From: Vitaliy Makkoveev <mvs@openbsd.org>
Subject: Re: fstat sysctl crashes kernel
To: Alexander Bluhm <bluhm@openbsd.org>
Cc: Vitaliy Makkoveev <otto@bsdbox.dev>, tech@openbsd.org
Date: Thu, 8 Aug 2024 17:15:11 +0300

On Thu, Aug 08, 2024 at 01:21:54PM +0200, Alexander Bluhm wrote:
> On Thu, Aug 08, 2024 at 02:03:19AM +0300, Vitaliy Makkoveev wrote:
> > > On 8 Aug 2024, at 01:49, Alexander Bluhm <bluhm@openbsd.org> wrote:
> > > 
> > > Hi,
> > > 
> > > There is this long lasting problem that fstat(1) in a loop during
> > > heavy network load can crash the kernel.  Bug is that while traversing
> > > allprocess in sysctl KERN_FILE_BYPID the list may change if fill_file()
> > > is sleeping.  Conclusion at previous hackaton was that the single
> > > sysctl is doing too much.
> > > 
> > > So I changed fstat to first call kvm_getprocs() getting all pids,
> > > and then kvm_getfiles(KERN_FILE_BYPID) for each pid.  This allows
> > > to abort the list traversal after a matching process has been found.
> > > So we don't have to deal with dead next pointer.  Of course fstat
> > > gets slower as it does multiple sysctl with linear process search,
> > > but slow is better than crash.
> > > 
> > > It is necessary to lock the current process, otherwise fd_getfile(fdp)
> > > may use a freed struct filedesc.  I am not happy with using
> > > &pr->ps_lock in exit1() as it adds additional sleeping points.  With
> > > the diff below fork+exec, tcpbench, fstat in loops is stable.  To
> > > avoid sleeps in allprocess loop I use RW_SLEEPFAIL.
> > > 
> > > Note that only KERN_FILE_BYPID with given pid is safe.  After we
> > > remove all other sysctl in userland, we can reject them in the
> > > kernel.
> > > 
> > > Any idea how we can lock the process in a nicer way?
> > > 
> > 
> > As I remember, when I tried to introduce allprocess rwlock(9), the
> > only problem was false (?) witness(4) report.
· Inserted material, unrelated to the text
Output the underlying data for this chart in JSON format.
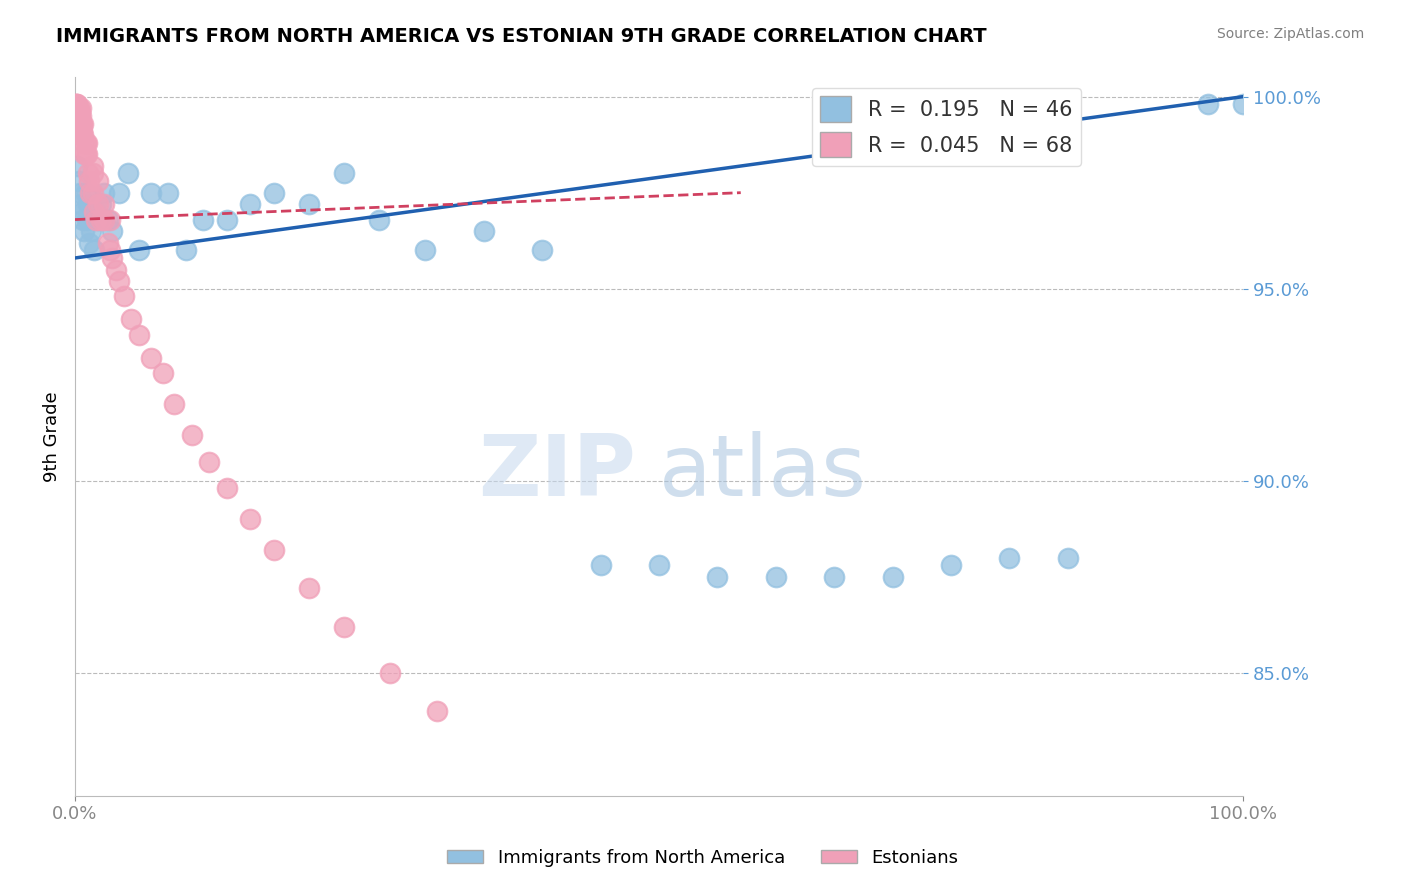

I like to follow this
> > way. I don???t mean various allprocess list iterators, as it was exposed
> > this was bad idea.
> 
> We tried to fix this for several years.  Interlocking of process
> list and single process lock with all the other locks is complicated.
> Discussion in Prague concluded, that too much logic was moved into
> the kernel when reading /dev/kmem was converted to sysctl.  My diff
> moves complexity back to userland which is good.
> 
> Your approach has to solve two problems, keeping the list consistent
> and locking a single process.  Can you show your diff again, as
> consistent view of one process is a common problem.  Maybe we can
> combine our ideas.
> 
> Independent of that, can we commit the chunk below?  When searching
> for a specific process, there is not need to traverse the list to
> the end.  Also I check for arg >= 0 as this is cosistent with the
> arg < -1 check before.  Then you don't have to think about what is
> special about process 0.  There is no functional difference as
> process 0 has PS_SYSTEM set and is skipped anyway.
> 
> ok?
> 

ok mvs

> bluhm
> 
> Index: kern/kern_sysctl.c
> ===================================================================
> RCS file: /data/mirror/openbsd/cvs/src/sys/kern/kern_sysctl.c,v
> diff -u -p -r1.434 kern_sysctl.c
> --- kern/kern_sysctl.c	6 Aug 2024 12:36:54 -0000	1.434
> +++ kern/kern_sysctl.c	8 Aug 2024 09:47:45 -0000
> @@ -1679,7 +1679,7 @@ sysctl_file(int *name, u_int namelen, ch
>  			 */
>  			if (pr->ps_flags & (PS_SYSTEM | PS_EMBRYO | PS_EXITING))
>  				continue;
> -			if (arg > 0 && pr->ps_pid != (pid_t)arg) {
> +			if (arg >= 0 && pr->ps_pid != (pid_t)arg) {
>  				/* not the pid we are looking for */
>  				continue;
>  			}
> @@ -1699,6 +1699,9 @@ sysctl_file(int *name, u_int namelen, ch
>  				FILLIT(fp, fdp, i, NULL, pr);
>  				FRELE(fp, p);
>  			}
> +			/* pid is unique, stop searching */
> +			if (arg >= 0)
> +				break;
>  		}
>  		if (!matched)
>  			error = ESRCH;
>